Objective  To explore the association of smoking with insulin resistance and islet β-cell function among healthy workmen in a large chemical plant in Nanjing city and to provide evidences for diabetes prevention and control in occupational populations.

  Methods  We recruited 3 366 male workers without cardiovascular and cerebrovascular diseases, kidney disease, tumor, and diabetes and hazardous occupational exposures in two workshops of a large chemical plant and assigned the workers into a non-smoking, light, moderate, and heavy smoking groups based on their packets of cigarettes smoked per year. Questionnaire interviews, physical examination and laboratory detections were conducted among the workers during June – December 2018. The indexes of homeostasis model assessment-insulin resistance (HOMA-IR) and homeostasis model assessment-β cell function (HOMA-β) were calculated for all the workers. Binary logistic regression was adopted to assess the impact of smoking on HOMA-IR/β.

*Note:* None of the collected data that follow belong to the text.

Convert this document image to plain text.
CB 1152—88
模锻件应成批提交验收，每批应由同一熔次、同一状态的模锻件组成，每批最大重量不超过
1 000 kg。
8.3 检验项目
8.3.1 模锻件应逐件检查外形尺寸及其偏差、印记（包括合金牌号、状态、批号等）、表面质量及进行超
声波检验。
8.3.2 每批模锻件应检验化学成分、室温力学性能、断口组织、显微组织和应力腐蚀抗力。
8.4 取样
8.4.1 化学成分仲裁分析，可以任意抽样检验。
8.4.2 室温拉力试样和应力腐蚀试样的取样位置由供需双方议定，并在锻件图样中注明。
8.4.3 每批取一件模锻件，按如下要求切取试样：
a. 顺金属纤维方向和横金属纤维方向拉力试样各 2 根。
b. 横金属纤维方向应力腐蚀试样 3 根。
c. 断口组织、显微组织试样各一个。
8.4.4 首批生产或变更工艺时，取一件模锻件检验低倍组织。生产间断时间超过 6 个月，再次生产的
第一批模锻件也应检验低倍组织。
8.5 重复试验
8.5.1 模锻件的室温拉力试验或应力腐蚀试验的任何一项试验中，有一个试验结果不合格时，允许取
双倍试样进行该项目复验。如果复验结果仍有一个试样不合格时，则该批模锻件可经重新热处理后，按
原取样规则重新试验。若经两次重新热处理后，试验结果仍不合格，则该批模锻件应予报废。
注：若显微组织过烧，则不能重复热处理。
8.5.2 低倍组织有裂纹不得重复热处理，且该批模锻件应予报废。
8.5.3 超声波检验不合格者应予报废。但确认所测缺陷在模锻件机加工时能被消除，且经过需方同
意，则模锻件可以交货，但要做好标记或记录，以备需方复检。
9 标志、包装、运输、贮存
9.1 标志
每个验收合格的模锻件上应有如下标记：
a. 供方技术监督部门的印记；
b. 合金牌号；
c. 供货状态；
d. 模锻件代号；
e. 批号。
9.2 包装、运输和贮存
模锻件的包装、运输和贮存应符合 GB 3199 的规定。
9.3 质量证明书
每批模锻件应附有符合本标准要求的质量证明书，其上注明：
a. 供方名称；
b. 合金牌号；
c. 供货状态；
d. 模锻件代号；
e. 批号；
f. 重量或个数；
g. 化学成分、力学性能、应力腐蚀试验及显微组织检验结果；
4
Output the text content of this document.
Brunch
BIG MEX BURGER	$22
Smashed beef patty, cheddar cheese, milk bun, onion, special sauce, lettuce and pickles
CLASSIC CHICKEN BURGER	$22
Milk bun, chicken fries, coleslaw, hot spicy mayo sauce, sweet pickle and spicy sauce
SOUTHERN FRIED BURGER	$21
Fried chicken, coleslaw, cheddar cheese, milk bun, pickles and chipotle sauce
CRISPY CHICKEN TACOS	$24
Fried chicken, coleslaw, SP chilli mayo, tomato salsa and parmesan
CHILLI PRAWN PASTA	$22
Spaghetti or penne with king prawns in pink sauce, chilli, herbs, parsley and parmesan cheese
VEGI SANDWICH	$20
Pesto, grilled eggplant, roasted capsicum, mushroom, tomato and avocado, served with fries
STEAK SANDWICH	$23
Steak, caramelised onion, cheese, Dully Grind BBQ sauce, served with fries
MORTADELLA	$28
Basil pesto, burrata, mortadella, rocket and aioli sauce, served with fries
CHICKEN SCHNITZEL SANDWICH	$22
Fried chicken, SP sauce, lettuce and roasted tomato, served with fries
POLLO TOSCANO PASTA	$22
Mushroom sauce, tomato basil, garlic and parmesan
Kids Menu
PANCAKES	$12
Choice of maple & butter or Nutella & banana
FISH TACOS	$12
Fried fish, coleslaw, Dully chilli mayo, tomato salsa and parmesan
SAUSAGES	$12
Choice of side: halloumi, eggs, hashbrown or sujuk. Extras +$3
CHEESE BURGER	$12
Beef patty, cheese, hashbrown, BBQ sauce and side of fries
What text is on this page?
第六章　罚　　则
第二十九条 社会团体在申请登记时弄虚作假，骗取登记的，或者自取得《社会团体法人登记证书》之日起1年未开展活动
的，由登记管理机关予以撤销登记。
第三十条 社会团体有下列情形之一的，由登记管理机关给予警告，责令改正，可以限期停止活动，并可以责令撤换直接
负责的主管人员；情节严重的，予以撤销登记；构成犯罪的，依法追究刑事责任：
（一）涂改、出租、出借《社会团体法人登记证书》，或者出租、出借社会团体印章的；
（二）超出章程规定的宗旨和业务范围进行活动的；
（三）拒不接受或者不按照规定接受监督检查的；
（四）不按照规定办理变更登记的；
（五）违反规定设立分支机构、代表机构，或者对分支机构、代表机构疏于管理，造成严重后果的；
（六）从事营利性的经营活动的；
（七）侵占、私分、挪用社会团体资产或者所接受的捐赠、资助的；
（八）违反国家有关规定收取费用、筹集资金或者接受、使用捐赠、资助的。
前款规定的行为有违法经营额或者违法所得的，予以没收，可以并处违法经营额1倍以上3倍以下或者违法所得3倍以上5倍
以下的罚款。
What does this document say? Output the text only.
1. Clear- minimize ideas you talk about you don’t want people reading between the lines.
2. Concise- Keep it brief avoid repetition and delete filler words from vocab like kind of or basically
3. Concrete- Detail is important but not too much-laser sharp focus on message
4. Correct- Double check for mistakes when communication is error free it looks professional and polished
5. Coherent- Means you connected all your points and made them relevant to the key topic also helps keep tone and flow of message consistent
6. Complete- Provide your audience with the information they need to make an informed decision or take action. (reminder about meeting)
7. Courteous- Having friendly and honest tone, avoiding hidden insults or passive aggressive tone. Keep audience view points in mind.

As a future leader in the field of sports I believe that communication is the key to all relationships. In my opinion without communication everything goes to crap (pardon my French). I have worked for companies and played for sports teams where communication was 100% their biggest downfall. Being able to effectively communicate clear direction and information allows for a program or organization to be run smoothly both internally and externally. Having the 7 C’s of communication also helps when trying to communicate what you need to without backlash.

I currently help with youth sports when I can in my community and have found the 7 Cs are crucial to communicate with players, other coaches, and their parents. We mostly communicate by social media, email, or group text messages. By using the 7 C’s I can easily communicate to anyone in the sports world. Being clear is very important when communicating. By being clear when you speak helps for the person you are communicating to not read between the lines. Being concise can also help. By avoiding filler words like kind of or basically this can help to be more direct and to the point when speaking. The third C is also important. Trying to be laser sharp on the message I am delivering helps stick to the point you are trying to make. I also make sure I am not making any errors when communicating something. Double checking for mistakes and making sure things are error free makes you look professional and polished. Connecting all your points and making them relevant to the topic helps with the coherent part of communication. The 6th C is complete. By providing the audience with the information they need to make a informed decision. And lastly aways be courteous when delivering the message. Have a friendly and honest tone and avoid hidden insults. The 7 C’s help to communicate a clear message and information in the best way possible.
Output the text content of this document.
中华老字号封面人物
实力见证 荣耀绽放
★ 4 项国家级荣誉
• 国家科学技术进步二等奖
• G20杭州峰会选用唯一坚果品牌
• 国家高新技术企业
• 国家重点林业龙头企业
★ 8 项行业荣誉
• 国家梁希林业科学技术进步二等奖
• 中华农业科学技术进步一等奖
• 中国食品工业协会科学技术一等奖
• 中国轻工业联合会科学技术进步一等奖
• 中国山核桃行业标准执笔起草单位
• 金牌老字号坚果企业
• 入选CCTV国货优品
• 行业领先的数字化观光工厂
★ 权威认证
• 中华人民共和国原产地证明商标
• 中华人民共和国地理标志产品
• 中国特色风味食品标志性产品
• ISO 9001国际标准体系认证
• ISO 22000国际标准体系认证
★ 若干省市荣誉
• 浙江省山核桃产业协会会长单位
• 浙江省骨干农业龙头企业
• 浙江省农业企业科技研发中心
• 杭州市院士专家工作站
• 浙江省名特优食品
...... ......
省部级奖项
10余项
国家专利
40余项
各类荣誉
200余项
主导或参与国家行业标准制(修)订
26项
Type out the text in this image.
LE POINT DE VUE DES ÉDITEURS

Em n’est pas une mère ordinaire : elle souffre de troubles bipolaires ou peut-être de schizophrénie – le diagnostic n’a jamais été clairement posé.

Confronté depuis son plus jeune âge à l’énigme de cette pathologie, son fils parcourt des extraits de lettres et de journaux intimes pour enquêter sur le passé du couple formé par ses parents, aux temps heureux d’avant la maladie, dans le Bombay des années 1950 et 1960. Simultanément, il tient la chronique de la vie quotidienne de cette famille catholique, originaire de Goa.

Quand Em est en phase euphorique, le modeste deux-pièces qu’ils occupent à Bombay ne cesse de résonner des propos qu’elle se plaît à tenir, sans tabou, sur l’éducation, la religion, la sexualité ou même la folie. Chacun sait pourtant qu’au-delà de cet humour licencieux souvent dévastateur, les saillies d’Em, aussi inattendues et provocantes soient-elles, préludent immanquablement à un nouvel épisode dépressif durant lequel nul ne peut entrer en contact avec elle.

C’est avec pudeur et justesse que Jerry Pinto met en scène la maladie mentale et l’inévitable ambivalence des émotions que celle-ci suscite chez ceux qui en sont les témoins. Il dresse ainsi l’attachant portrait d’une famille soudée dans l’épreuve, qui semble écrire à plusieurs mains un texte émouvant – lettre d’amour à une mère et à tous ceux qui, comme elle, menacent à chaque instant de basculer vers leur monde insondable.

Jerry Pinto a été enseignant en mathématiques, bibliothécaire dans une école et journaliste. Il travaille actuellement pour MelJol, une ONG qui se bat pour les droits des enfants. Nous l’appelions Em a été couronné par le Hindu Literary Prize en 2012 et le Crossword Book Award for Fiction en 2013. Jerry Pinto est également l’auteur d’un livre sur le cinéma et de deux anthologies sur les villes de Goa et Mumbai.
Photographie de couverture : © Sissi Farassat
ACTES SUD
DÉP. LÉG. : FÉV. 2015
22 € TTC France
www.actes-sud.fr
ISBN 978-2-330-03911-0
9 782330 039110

  Results  For the 3 135 workmen (mean age: 43.45 ± 10.95 years) with valid information, the detection rate of diabetes (fasting plasma glucose FPG ≥ 7.0 mmol/L or/and hemoglobin A1c HbA1c ≥ 6.5%) was 6.35%. With the increment of number of cigarettes smoked per day, the FPG and HbA1c increased but the fasting blood insulin and HOMA-β decreased gradually in a dose-response manner. The HOMA-IR increased significantly in light smokers but decreased in moderate and heavy smokers. Compared to the non-smokers, the heavy smokers were at a higher risk for HOMA-IR decline, with an odds ratio (OR) of 3.57 (95% confidence interval 95% CI = 2.77 – 4.59) and an adjusted OR of 1.64 (95% CI = 1.22 – 2.22); in comparison with the non-smokers, the smokers with > 15 cigarettes smoked per day had a higher risk of HOMA-IR decline, with an OR of 1.62 (95% CI = 1.33 – 1.99) and an adjusted OR of 1.10 (95% CI = 0.87 – 1.40).

  Conclusion  Smoking could induce a dose-dependent decrease in islet β-cell function and cause insulin resistance in some extent.